Treating the small garden as an outdoor room is now a classic precept but designers have had lots of fun playing around with the idea this year. Chris Deakin and Jason Lock have created a kind of funky highland shooting lodge complete with tartan wallpaper, cosy armchairs and neon pink antlers for their Fabric garden for House of Fraser (Fresh 36). It’s an off-the-wall idea but Chris is keen to point out that it’s also eminently practical. Every element in the garden is tough enough to use outdoors including the wallpaper and flooring which are both printed vinyl.

 

Sarah Eberle has a different take on the indoor/outdoor idea, filling her Flora garden (Fresh 21) with cut flowers to bring Gucci’s classic Flora motif to life. “The bouquets on the scarf are very loose and there’s a very fine line between charm and chaos. I talk about the bouquets as being armfuls of flowers as if you’d walked into your garden and cut flowers to take into the house – they’re kind of loose groups of flowers which is much more charming,” says Sarah.

 

Sophie Walker has taken the opposite approach, using her 21st century evocation of an enclosed Wardian case to bring the untamed wilderness to the middle of Chelsea (Cave Pavilion, Fresh 20).

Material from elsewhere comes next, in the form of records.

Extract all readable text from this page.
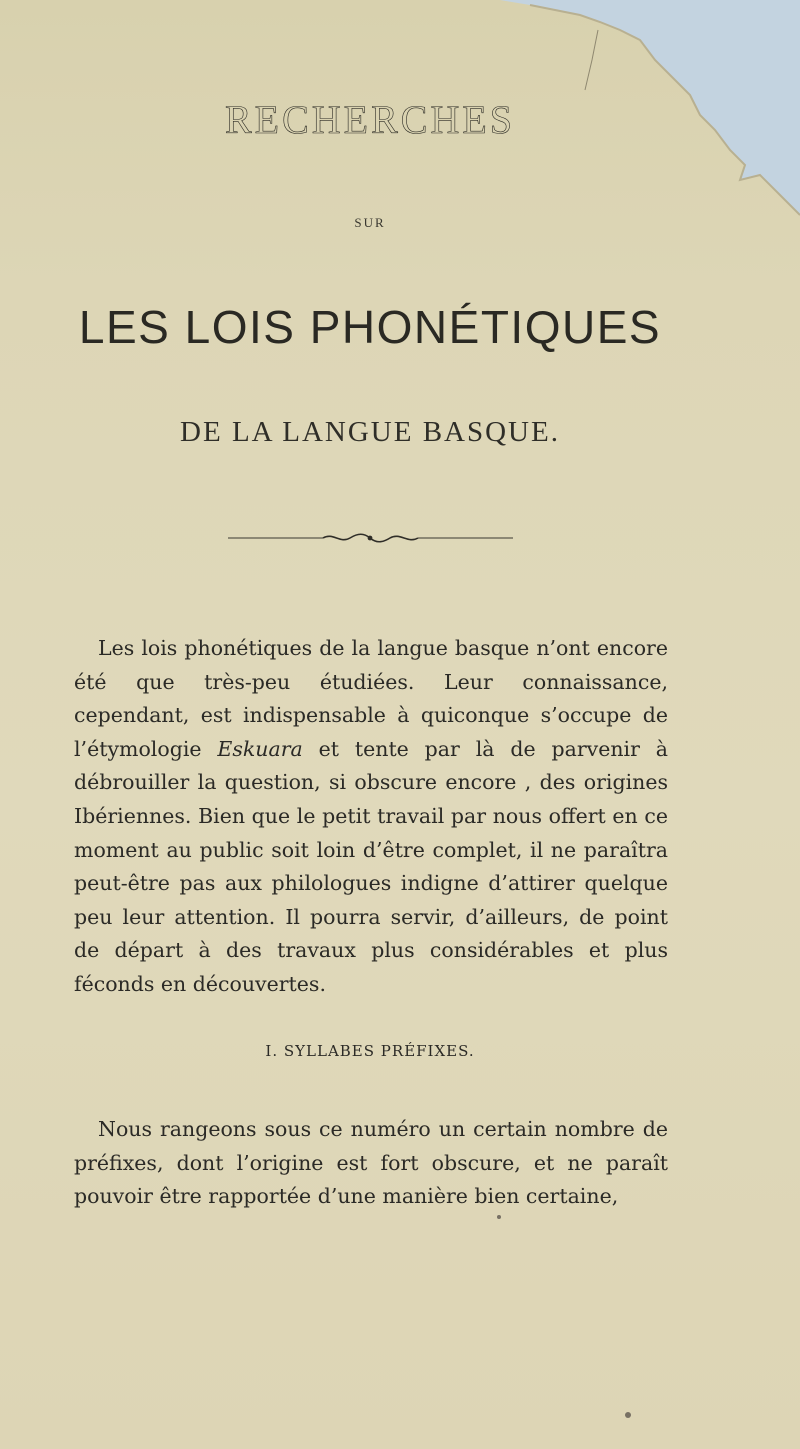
RECHERCHES
SUR
LES LOIS PHONÉTIQUES
DE LA LANGUE BASQUE.

Les lois phonétiques de la langue basque n’ont encore été que très-peu étudiées. Leur connaissance, cependant, est indispensable à quiconque s’occupe de l’étymologie Eskuara et tente par là de parvenir à débrouiller la question, si obscure encore , des origines Ibériennes. Bien que le petit travail par nous offert en ce moment au public soit loin d’être complet, il ne paraîtra peut-être pas aux philologues indigne d’attirer quelque peu leur attention. Il pourra servir, d’ailleurs, de point de départ à des travaux plus considérables et plus féconds en découvertes.

I. SYLLABES PRÉFIXES.

Nous rangeons sous ce numéro un certain nombre de préfixes, dont l’origine est fort obscure, et ne paraît pouvoir être rapportée d’une manière bien certaine,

A self-contained world with its own sunshine and rain, it contains only wild origin plants in their uncultivated form, grown from seeds collected by acclaimed plant hunters Sue and Bleddyn Wynn-Jones. “It really serves the design to use these plants because I want it to feel foreign but in a confused, unfamiliar, disorientating sense,” Sophie says.

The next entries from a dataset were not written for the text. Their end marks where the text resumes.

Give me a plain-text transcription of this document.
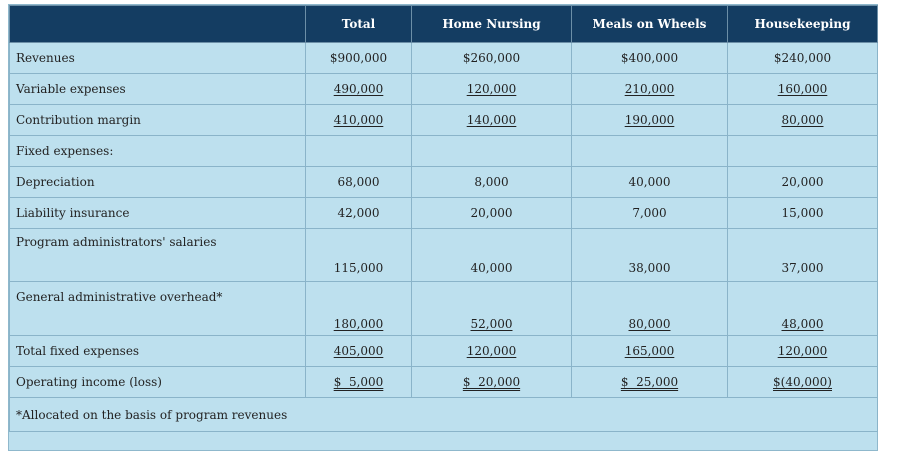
	Total	Home Nursing	Meals on Wheels	Housekeeping
Revenues	$900,000	$260,000	$400,000	$240,000
Variable expenses	490,000	120,000	210,000	160,000
Contribution margin	410,000	140,000	190,000	80,000
Fixed expenses:				
Depreciation	68,000	8,000	40,000	20,000
Liability insurance	42,000	20,000	7,000	15,000
Program administrators' salaries	115,000	40,000	38,000	37,000
General administrative overhead*	180,000	52,000	80,000	48,000
Total fixed expenses	405,000	120,000	165,000	120,000
Operating income (loss)	$  5,000	$  20,000	$  25,000	$(40,000)
*Allocated on the basis of program revenues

While Cave Pavilion explores unknown landscapes, other designs this year celebrate some iconic city gardens. To celebrate the 75th anniversary of Kensington Roof Gardens last year, head gardener David Lewis has created a tiny homage to the 1.5-acre pleasure ground that sits on top of what was once Derry and Tom’s department store on Kensington High Street (75 Years of The Roof Gardens in Kensington, Serpentine Walk 5). Modelled on The Spanish Garden designed by Ralph Hancock in the 1930s, which itself borrowed ideas from the Alhambra and other classic Iberian gardens, the design includes original features used by Hancock and some suitably hot planting. Back in the Fresh Gardens, Jo Thompson has created a restful corner for a London garden square, with a coolly elegant collection of white roses and a rather spectacular steel bench (London Square, Fresh 7).